At the risk of comparing children, as it were, can you contrast the Almeida American Psycho, led by Matt Smith, with the production that subsequently opened on Broadway, with Benjamin Walker?
Look, I personally feel as if we did a lot of work to the music in between those two productions that I am happy I did, and I’m very happy with how the show sounded on Broadway compared to how it sounded at the Almeida. There are things we were able to do visually [in New York], especially in the second act, that I think are just stunning because we had that bigger stage. Rupert [Goold, director] and Es [Devlin, designer] were able to be much more artistically grand.
What are your thoughts on that show going forward?
Well, firstly, I suspect it hasn’t seen the end of its London life, though I’m not allowed yet to make any further announcement. But I think the thing with American Psycho has to do with making it tonally cohesive: is it a critique of late capitalism or a satire of yuppies? I think you can do both, but I don’t think we’ve got it quite right so far.
What about the mooted film version of Spring Awakening: has that been helped by the success of La La Land?
I think [La La Land] will help a lot of musical movies get made—good, bad or otherwise. I would love for Spring Awakening to be one of them, but the truth is that Steven [Sater, lyricist] and I have at this point been incredibly picky about finding the right director who’s going to do the best version, which hasn’t to do with who is going to make the most at the box office but with finding the most auteur director who will deliver the best version of the film.
Do you have a feeling in general about musicals on screen?

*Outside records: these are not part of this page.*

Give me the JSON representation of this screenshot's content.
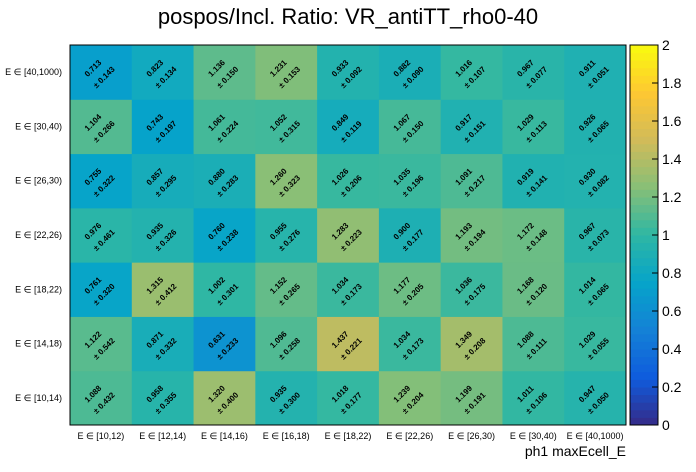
{
  "chart_data": {
    "type": "heatmap",
    "title": "pospos/Incl. Ratio: VR_antiTT_rho0-40",
    "xlabel": "ph1 maxEcell_E",
    "ylabel": "",
    "x_categories": [
      "E ∈ [10,12)",
      "E ∈ [12,14)",
      "E ∈ [14,16)",
      "E ∈ [16,18)",
      "E ∈ [18,22)",
      "E ∈ [22,26)",
      "E ∈ [26,30)",
      "E ∈ [30,40)",
      "E ∈ [40,1000)"
    ],
    "y_categories": [
      "E ∈ [10,14)",
      "E ∈ [14,18)",
      "E ∈ [18,22)",
      "E ∈ [22,26)",
      "E ∈ [26,30)",
      "E ∈ [30,40)",
      "E ∈ [40,1000)"
    ],
    "values": [
      [
        1.088,
        0.958,
        1.32,
        0.935,
        1.018,
        1.239,
        1.199,
        1.011,
        0.947
      ],
      [
        1.122,
        0.871,
        0.631,
        1.096,
        1.437,
        1.034,
        1.349,
        1.088,
        1.029
      ],
      [
        0.761,
        1.315,
        1.002,
        1.152,
        1.034,
        1.177,
        1.036,
        1.168,
        1.014
      ],
      [
        0.976,
        0.935,
        0.76,
        0.955,
        1.283,
        0.9,
        1.193,
        1.172,
        0.967
      ],
      [
        0.755,
        0.857,
        0.88,
        1.26,
        1.026,
        1.035,
        1.091,
        0.919,
        0.93
      ],
      [
        1.104,
        0.743,
        1.061,
        1.052,
        0.849,
        1.067,
        0.917,
        1.029,
        0.926
      ],
      [
        0.713,
        0.823,
        1.136,
        1.231,
        0.933,
        0.882,
        1.016,
        0.967,
        0.911
      ]
    ],
    "errors": [
      [
        0.432,
        0.355,
        0.4,
        0.3,
        0.177,
        0.204,
        0.191,
        0.106,
        0.05
      ],
      [
        0.542,
        0.332,
        0.233,
        0.258,
        0.221,
        0.173,
        0.208,
        0.111,
        0.055
      ],
      [
        0.32,
        0.412,
        0.301,
        0.265,
        0.173,
        0.205,
        0.175,
        0.12,
        0.065
      ],
      [
        0.461,
        0.326,
        0.238,
        0.276,
        0.223,
        0.177,
        0.194,
        0.148,
        0.073
      ],
      [
        0.322,
        0.295,
        0.283,
        0.323,
        0.206,
        0.196,
        0.217,
        0.141,
        0.082
      ],
      [
        0.266,
        0.197,
        0.224,
        0.315,
        0.119,
        0.15,
        0.151,
        0.113,
        0.065
      ],
      [
        0.143,
        0.134,
        0.15,
        0.153,
        0.092,
        0.09,
        0.107,
        0.077,
        0.051
      ]
    ],
    "zlim": [
      0,
      2
    ],
    "z_ticks": [
      "0",
      "0.2",
      "0.4",
      "0.6",
      "0.8",
      "1",
      "1.2",
      "1.4",
      "1.6",
      "1.8",
      "2"
    ],
    "colormap": [
      "#352a87",
      "#0f5cdd",
      "#1481d6",
      "#06a4ca",
      "#2eb7a4",
      "#87bf77",
      "#d1bb59",
      "#fec832",
      "#f9fb0e"
    ],
    "error_prefix": "± "
  }
}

I feel strongly that it’s incredibly difficult to make musical movies, and the ones I like I can list on one hand: Dancer in the Dark and Cabaret and to some extent what Baz Luhrmann has done, but a lot of musical movies are not my cup of tea, so I’m hoping to find someone who has a really unique and incredibly cool vision of how to put this [stage show] on film.
Did the beautiful Deaf West Broadway revival make a difference on this front?
In fact, there are a couple of directors who have come back into the frame and a conversation is happening with them. But I think what [revival director] Michael Arden did with the show onstage was something extraordinary, and so I loved the experience of watching it grow from downtown L.A. and on to Broadway. Spring Awakening is the gift that keeps on giving, that’s for sure.